Profile Image for David Butler.
Author 11 books26 followers
April 28, 2020
I was disappointed in this. The idea of filming Little Dorrit in Thatcher's London is filled with rich possibilities, but it's patchy, the dialogue is clumsy and uninteresting, and the characterization pretty thin fare, esp the women, Audrey and Laetitia, and the caricature 'homosexual', Rowan.
Profile Image for BM.
27 reviews
January 8, 2021
I read this book for research for an school assignment about the subject around The Great Fire of London.

This lovestory made a bad piece of history into a better perspective for me.
Profile Image for Daniel Polansky.
Author 36 books1,248 followers
Read
June 2, 2021
An attempt to film Dickens results in a series of minor misfortunes culminating in terrible catastrophe. Caustic and well-observed.
Profile Image for Stephen.
513 reviews3 followers
July 8, 2023
Don't expect Pepys to appear: the title alone has anything to do with the 1660s. Instead, this is a confidently modern novel that approaches 1980s London in the style of Dickens. Ackroyd's homage to Dickens is overt: the pretext is a typically Ackroydian credulity-defying set of coincidences centred on Little Dorrit. A writer, a Cambridge don and a film-maker are all separately crafting interpretations of Little Dorrit, while those around them in the London streets are playing out similar stories of entrapment and indebtedness to those in Dickens's text. It is meta without being heavy. Under the ghostly long-burned-out walls of the Marshelsea debtors prison, both play-actors and the supposedly liberated real lives of Thatcher's London tell a story of confinement.

I sensed a young Ackroyd revelling in his precocity. It's gleeful, with a headlong breathlessness that again calls to mind Russel T. Davies's screenplays. With both, my issue is in suspending disbelief. A comedy of errors is one thing, but the author's hand as puppet master is hard to ignore. The puppets were overshadowed by their controller, even though the show itself was well worth watching.
Profile Image for Jayaprakash Satyamurthy.
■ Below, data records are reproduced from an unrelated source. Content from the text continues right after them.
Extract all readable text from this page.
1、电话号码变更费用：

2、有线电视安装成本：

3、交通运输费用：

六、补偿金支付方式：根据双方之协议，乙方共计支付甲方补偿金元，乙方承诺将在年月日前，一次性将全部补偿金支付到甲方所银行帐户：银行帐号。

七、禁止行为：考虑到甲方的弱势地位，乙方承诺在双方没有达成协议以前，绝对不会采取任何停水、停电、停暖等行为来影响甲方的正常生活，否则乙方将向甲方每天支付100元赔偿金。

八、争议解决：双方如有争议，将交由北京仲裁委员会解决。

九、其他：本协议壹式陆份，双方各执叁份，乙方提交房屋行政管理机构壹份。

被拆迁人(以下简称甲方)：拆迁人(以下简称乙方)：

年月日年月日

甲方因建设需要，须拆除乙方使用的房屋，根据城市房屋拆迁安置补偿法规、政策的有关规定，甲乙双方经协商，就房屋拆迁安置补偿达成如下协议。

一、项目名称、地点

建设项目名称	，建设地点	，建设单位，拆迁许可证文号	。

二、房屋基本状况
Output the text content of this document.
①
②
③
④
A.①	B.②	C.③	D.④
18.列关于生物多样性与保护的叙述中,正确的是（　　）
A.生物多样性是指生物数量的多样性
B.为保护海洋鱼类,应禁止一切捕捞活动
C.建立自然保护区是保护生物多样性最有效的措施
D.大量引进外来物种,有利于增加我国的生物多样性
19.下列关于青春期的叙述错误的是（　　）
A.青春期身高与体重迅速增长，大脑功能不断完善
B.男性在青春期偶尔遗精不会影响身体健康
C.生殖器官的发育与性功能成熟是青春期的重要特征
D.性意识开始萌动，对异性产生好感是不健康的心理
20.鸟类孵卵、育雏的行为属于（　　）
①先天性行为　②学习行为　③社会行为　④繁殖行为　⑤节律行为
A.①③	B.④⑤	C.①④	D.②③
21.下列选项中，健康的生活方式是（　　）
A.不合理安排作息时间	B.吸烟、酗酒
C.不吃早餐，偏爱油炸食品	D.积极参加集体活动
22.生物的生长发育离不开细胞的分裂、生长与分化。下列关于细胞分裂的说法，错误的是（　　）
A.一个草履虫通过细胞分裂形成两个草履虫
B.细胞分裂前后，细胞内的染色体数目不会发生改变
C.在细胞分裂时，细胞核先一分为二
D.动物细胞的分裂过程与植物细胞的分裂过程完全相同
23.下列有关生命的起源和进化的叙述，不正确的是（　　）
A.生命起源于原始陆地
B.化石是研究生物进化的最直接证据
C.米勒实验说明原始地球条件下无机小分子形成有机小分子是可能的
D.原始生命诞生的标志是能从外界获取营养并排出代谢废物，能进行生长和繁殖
Author 43 books518 followers
October 26, 2009
Peter Ackroyd's first novel. It revolves around Dickens, and London past and present - themes that continue to recur in Ackroyd's work. A lot of interesting characters and possibilities, but the narrative lacked in pace and density. A promising rather than accomplished debut. His next novel, THE LAST WILL AND TESTAMENT OF OSCAR WILDE is an exponential improvement.
Profile Image for Diane.
131 reviews6 followers
August 9, 2008
It's difficult to read an unimpressive book by an author you admire ... but I see how this early effort by Ackroyd led him to some of his more creative works. I found this one dry and without a satisfactory conclusion.
Profile Image for Pat.
430 reviews4 followers
June 7, 2009
London in the 1980s with a few characters who are introduced in the beginning in short chapters and ultimately come together in a fire at a prison. This was Ackroyd's first novel. Thought it was historical, but was wrong. A VERY quick read.
Profile Image for Susanna.
395 reviews1 follower
April 30, 2012
A bit of an odd one...but find I a lot of Ackroyd's books like that. But they are so intriguing. Apparently, Ackroyd is not a fan of his first novel, which I find surprising, but perhaps it's not that unusual. Now I want to read Hawksmoor...
519 reviews3 followers
June 11, 2009
Fictionalised account of the great fire of London. Not too bad, but also not really all that good, or so I thought.